I expect that based on what it costs to screen people, including the microbiology laboratory time and doing the actual cultures versus having a case of C. diff in the hospital, I expect that it’s very cost effective. Patients may not like it; they don’t always like being on contact precautions for MRSA either but in the public health setting this seems to make sense and it seems to be where we have to go at this point given the burden of drug-resistant organisms.

It [also] seems to make good sense to isolate preemptively rather than wait until after we know that someone is sick or to isolate preemptively rather than wait until after we know someone is sick or to isolate preemptively so that someone who is a carrier doesn’t lead to healthcare workers spreading spores to other patients and making them sick as well.

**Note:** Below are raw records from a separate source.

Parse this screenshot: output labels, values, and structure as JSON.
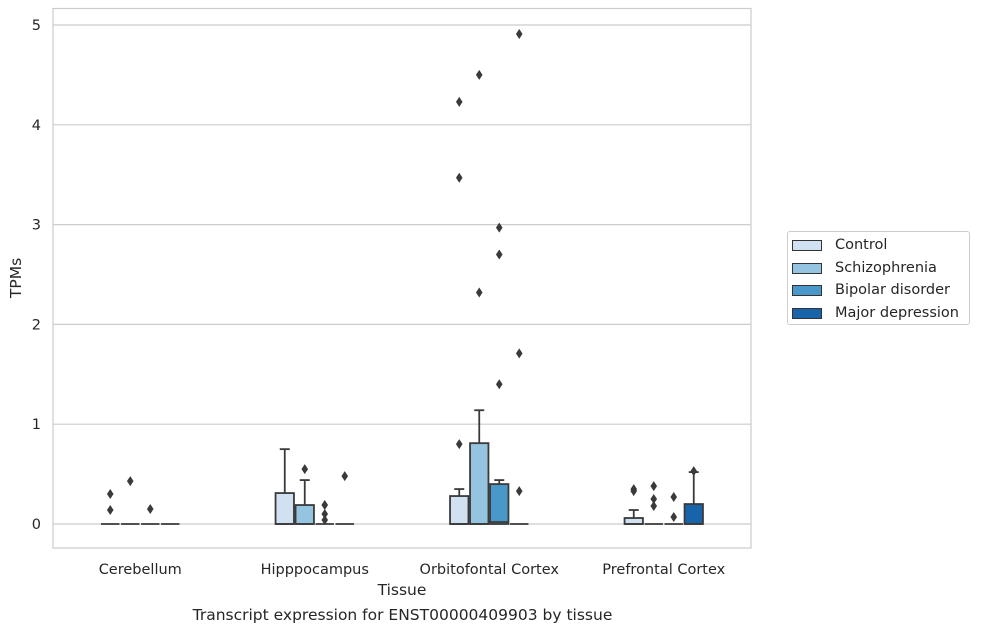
{
  "chart_data": {
    "type": "box",
    "title": "",
    "xlabel": "Tissue",
    "ylabel": "TPMs",
    "caption": "Transcript expression for ENST00000409903 by tissue",
    "ylim": [
      -0.24,
      5.16
    ],
    "yticks": [
      0,
      1,
      2,
      3,
      4,
      5
    ],
    "grid": true,
    "legend_position": "right",
    "categories": [
      "Cerebellum",
      "Hipppocampus",
      "Orbitofontal Cortex",
      "Prefrontal Cortex"
    ],
    "series": [
      {
        "name": "Control",
        "color": "#d0e1f2",
        "boxes": [
          {
            "q1": 0,
            "median": 0,
            "q3": 0,
            "whisker_low": 0,
            "whisker_high": 0,
            "outliers": [
              0.3,
              0.14
            ]
          },
          {
            "q1": 0,
            "median": 0,
            "q3": 0.31,
            "whisker_low": 0,
            "whisker_high": 0.75,
            "outliers": []
          },
          {
            "q1": 0,
            "median": 0,
            "q3": 0.28,
            "whisker_low": 0,
            "whisker_high": 0.35,
            "outliers": [
              0.8,
              3.47,
              4.23
            ]
          },
          {
            "q1": 0,
            "median": 0,
            "q3": 0.06,
            "whisker_low": 0,
            "whisker_high": 0.14,
            "outliers": [
              0.35,
              0.33
            ]
          }
        ]
      },
      {
        "name": "Schizophrenia",
        "color": "#94c4df",
        "boxes": [
          {
            "q1": 0,
            "median": 0,
            "q3": 0,
            "whisker_low": 0,
            "whisker_high": 0,
            "outliers": [
              0.43
            ]
          },
          {
            "q1": 0,
            "median": 0,
            "q3": 0.19,
            "whisker_low": 0,
            "whisker_high": 0.44,
            "outliers": [
              0.55
            ]
          },
          {
            "q1": 0,
            "median": 0,
            "q3": 0.81,
            "whisker_low": 0,
            "whisker_high": 1.14,
            "outliers": [
              2.32,
              4.5
            ]
          },
          {
            "q1": 0,
            "median": 0,
            "q3": 0,
            "whisker_low": 0,
            "whisker_high": 0,
            "outliers": [
              0.38,
              0.25,
              0.18
            ]
          }
        ]
      },
      {
        "name": "Bipolar disorder",
        "color": "#4a98c9",
        "boxes": [
          {
            "q1": 0,
            "median": 0,
            "q3": 0,
            "whisker_low": 0,
            "whisker_high": 0,
            "outliers": [
              0.15
            ]
          },
          {
            "q1": 0,
            "median": 0,
            "q3": 0,
            "whisker_low": 0,
            "whisker_high": 0,
            "outliers": [
              0.19,
              0.1,
              0.04
            ]
          },
          {
            "q1": 0,
            "median": 0.02,
            "q3": 0.4,
            "whisker_low": 0,
            "whisker_high": 0.44,
            "outliers": [
              1.4,
              2.7,
              2.97
            ]
          },
          {
            "q1": 0,
            "median": 0,
            "q3": 0,
            "whisker_low": 0,
            "whisker_high": 0,
            "outliers": [
              0.27,
              0.07
            ]
          }
        ]
      },
      {
        "name": "Major depression",
        "color": "#1764ab",
        "boxes": [
          {
            "q1": 0,
            "median": 0,
            "q3": 0,
            "whisker_low": 0,
            "whisker_high": 0,
            "outliers": []
          },
          {
            "q1": 0,
            "median": 0,
            "q3": 0,
            "whisker_low": 0,
            "whisker_high": 0,
            "outliers": [
              0.48
            ]
          },
          {
            "q1": 0,
            "median": 0,
            "q3": 0,
            "whisker_low": 0,
            "whisker_high": 0,
            "outliers": [
              0.33,
              1.71,
              4.91
            ]
          },
          {
            "q1": 0,
            "median": 0,
            "q3": 0.2,
            "whisker_low": 0,
            "whisker_high": 0.52,
            "outliers": [
              0.53
            ]
          }
        ]
      }
    ]
  }
}
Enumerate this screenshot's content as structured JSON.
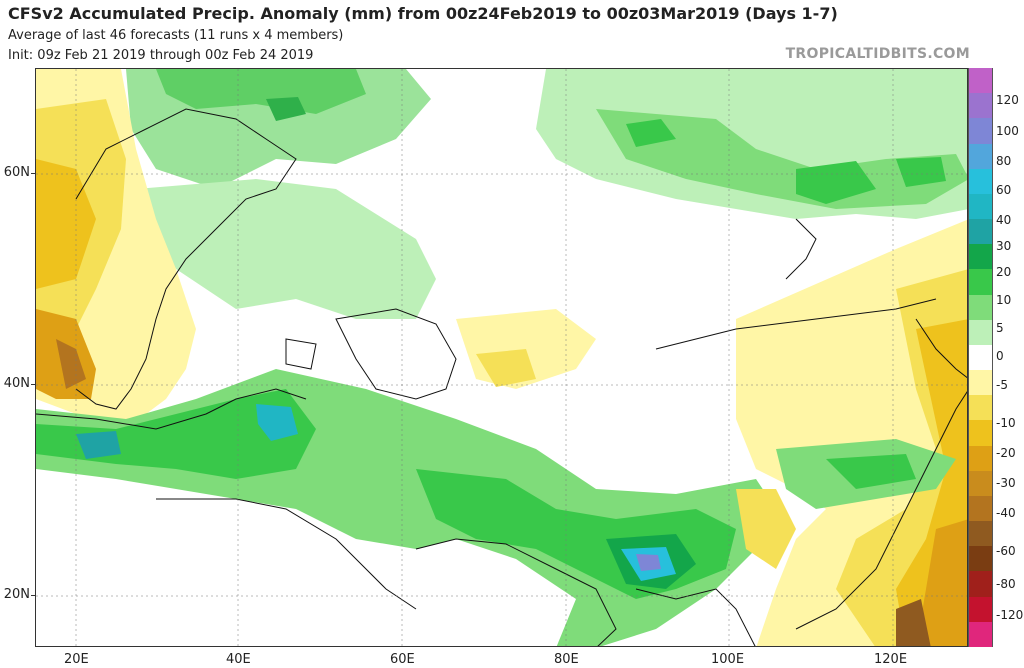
{
  "header": {
    "title": "CFSv2 Accumulated Precip. Anomaly (mm) from 00z24Feb2019 to 00z03Mar2019 (Days 1-7)",
    "subtitle": "Average of last 46 forecasts (11 runs x 4 members)",
    "init": "Init: 09z Feb 21 2019 through 00z Feb 24 2019",
    "credit": "TROPICALTIDBITS.COM"
  },
  "axes": {
    "lat_labels": [
      "60N",
      "40N",
      "20N"
    ],
    "lon_labels": [
      "20E",
      "40E",
      "60E",
      "80E",
      "100E",
      "120E"
    ]
  },
  "colorbar": {
    "labels": [
      "120",
      "100",
      "80",
      "60",
      "40",
      "30",
      "20",
      "10",
      "5",
      "0",
      "-5",
      "-10",
      "-20",
      "-30",
      "-40",
      "-60",
      "-80",
      "-120"
    ],
    "colors": [
      "#c061c8",
      "#9b73cf",
      "#7e86d6",
      "#52a6dc",
      "#27c0dc",
      "#20b6c4",
      "#1fa3a4",
      "#13a64a",
      "#39c84a",
      "#7fdc7a",
      "#bdf0b8",
      "#ffffff",
      "#fff6a6",
      "#f5e057",
      "#eec21d",
      "#dea015",
      "#c98c1d",
      "#b3741f",
      "#8f5a20",
      "#7a3d12",
      "#a0201b",
      "#c4122e",
      "#e0267c"
    ]
  }
}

I think some of the barriers to implementing active surveillance and putting asymptomatic carriers in isolation pertain to cost and the effort that’s required on the part of the nursing staff, because they are the ones that will have to do this. There may be also some reluctance on the part of the patients, too, because this is different from getting your nose swabbed; this is a different part of the body that has to get swabbed, and that’s not always something that we are very comfortable with. I don’t think I would be upon admission to the hospital. A second potential barrier may be that this is [just] one study and [though] I think that it is worthwhile pursuing, there may be a call for more evidence before we can start making this a widespread investment into healthcare infection control and prevention.”